Through a haze of snow and blurred vision an eager young face beamed at me as my body tried to piece together the events of the previous few seconds. I was loosely aware of my current situation, gently sliding away from my newest fan with what felt like the onset of a coma and enough snow up my right nostril to make a scale model of the Fox Glacier and I could clearly recall starting off on my attempt to navigate the bottom half of the Snow Planet slope; but in between was hazy at best.

Despite the best efforts of Jen – the depressingly youthful, exasperatingly enthusiastic and irritatingly talented instructor – my first day on a snowboard had only succeeded in teaching me that I couldn’t turn left and the only stopping method that worked with any degree of consistency involved using my face as a brake.

You can look cool on the slopes....

Which, as the snow cleared from my facial cavities and my vision decided that one of everyone was quite enough, helped me to fill in the gaps. An Asian girl – who, incidentally, was the only person in Snow Planet on Saturday with less ability than me – decided to hop off the ski lift and fall over in such a way that necessitated me making a seriously evasive manoeuvre to stop my board and her teeth entering into a brief and terrible union. Given that turning to my favoured right side would have slammed me face-first into the next person being dragged up the hill by their testicles (seriously, who thought those lifts were a good idea?), I had no choice by to attempt an emergency left. Needless to say this came with predictable results and a split second later I was employing my favoured braking technique.

But instead of coming to a gradual halt with a sinus-load of snow, I was carrying enough momentum to perform a rather inartistic and completely unintentional barrel roll which resulted in me landing board-side down and continuing my tentative slide down the hill.

I was also suddenly cool.

There are some things in this world of ours that are born with cool bestowed upon them, I’m thinking of Samuel L Jackson in particular, others work hard and achieve coolness and then there is a third category – my category – of those who by complete accident manage to be in the right place at the right time and become cool using nothing more than dumb luck.
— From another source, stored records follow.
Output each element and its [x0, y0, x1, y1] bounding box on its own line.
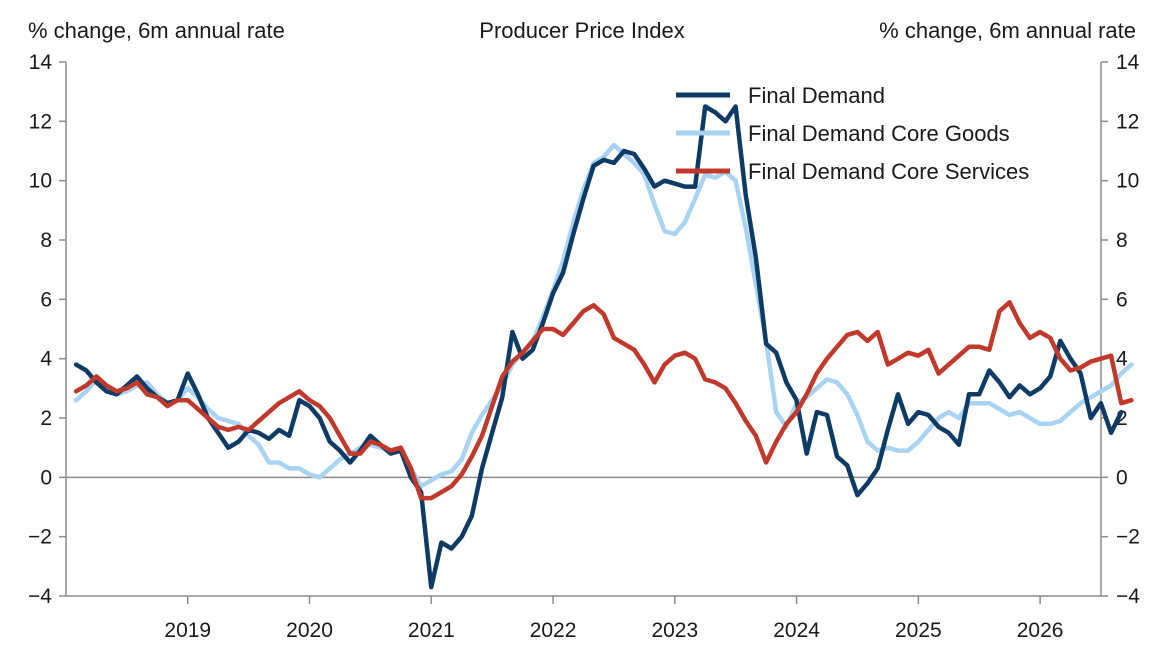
y-tick-label-left: −2 — [28, 526, 52, 549]
x-tick-label: 2022 — [530, 619, 577, 642]
axes: −4 −4 −2 −2 0 0 2 2 4 4 6 6 8 8 10 10 12 12 14 14 2019 2020 20… — [28, 51, 1140, 642]
legend-label-final-demand-core-services: Final Demand Core Services — [748, 159, 1029, 184]
y-tick-label-left: 14 — [29, 51, 53, 74]
y-tick-label-left: 4 — [40, 348, 52, 371]
x-tick-label: 2021 — [408, 619, 455, 642]
legend-label-final-demand-core-goods: Final Demand Core Goods — [748, 121, 1010, 146]
y-tick-label-left: −4 — [28, 585, 52, 608]
x-tick-label: 2024 — [773, 619, 820, 642]
series-lines — [73, 104, 1134, 590]
x-tick-label: 2025 — [895, 619, 942, 642]
y-tick-label-right: 14 — [1116, 51, 1140, 74]
series-line-final-demand-core-services — [73, 300, 1134, 501]
plot-area: −4 −4 −2 −2 0 0 2 2 4 4 6 6 8 8 10 10 12 12 14 14 2019 2020 20… — [28, 51, 1140, 642]
legend-label-final-demand: Final Demand — [748, 83, 885, 108]
series-line-final-demand-core-goods — [73, 142, 1134, 489]
x-tick-label: 2019 — [164, 619, 211, 642]
x-tick-label: 2023 — [651, 619, 698, 642]
legend: Final Demand Final Demand Core Goods Final… — [676, 83, 1029, 184]
y-tick-label-right: 8 — [1116, 229, 1128, 252]
y-tick-label-right: 12 — [1116, 110, 1139, 133]
x-tick-label: 2026 — [1017, 619, 1064, 642]
y-tick-label-left: 6 — [40, 288, 52, 311]
y-tick-label-right: 10 — [1116, 170, 1139, 193]
chart-title: Producer Price Index — [479, 18, 684, 43]
y-tick-label-right: 4 — [1116, 348, 1128, 371]
y-tick-label-right: −2 — [1116, 526, 1140, 549]
y-axis-label-right: % change, 6m annual rate — [879, 18, 1136, 43]
y-tick-label-left: 10 — [29, 170, 52, 193]
y-tick-label-right: 0 — [1116, 466, 1128, 489]
y-tick-label-left: 2 — [40, 407, 52, 430]
y-axis-label-left: % change, 6m annual rate — [28, 18, 285, 43]
y-tick-label-right: −4 — [1116, 585, 1140, 608]
y-tick-label-right: 6 — [1116, 288, 1128, 311]
y-tick-label-right: 2 — [1116, 407, 1128, 430]
y-tick-label-left: 12 — [29, 110, 52, 133]
x-tick-label: 2020 — [286, 619, 333, 642]
y-tick-label-left: 8 — [40, 229, 52, 252]
y-tick-label-left: 0 — [40, 466, 52, 489]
And this puts me in the esteemed company of the Nissan Juke.

The Juke – despite having a face that only a mother could love and even then only if she had particularly severe cataracts – is a fairly unremarkable little soft roader. Yes, it’s got some funky styling, but I can’t imagine the design is one that time will be particularly kind to and it doesn’t deliver the kind of performance either on or off the black stuff that would make for exciting reading any time after 1987.

....and on the drive home. At night.

But just as it took a fall to propel me into the heady realm of ‘cool’, so the Juke is likewise elevated. Although in its case, we’re talking about nightfall.

Despite the fact that the arrangement of headlights might lead a casual observer to think that the Nissan design team sought consultancy services from the ghost of Picasso, at night it brings the car into its own. With fog lights engaged, the three-tiered layout is like nothing else on the road and when one appeared in my rear view mirror on Saturday night I was utterly convinced that a late model Peugeot 207 was trying to mate with a MkII Golf GTi.

There is nothing that anyone at Nissan could ever say to convince me that this is anything other than a happy accident – no-one in their right mind would design a car so aesthetically challenging just so it would be interesting at night. However, accident or not it has to be acknowledged that the Juke’s lighting is utterly quirky, quite unlike anything else on the road and as a result, really rather cool. But just like my snow battered face, probably best avoided in the daylight.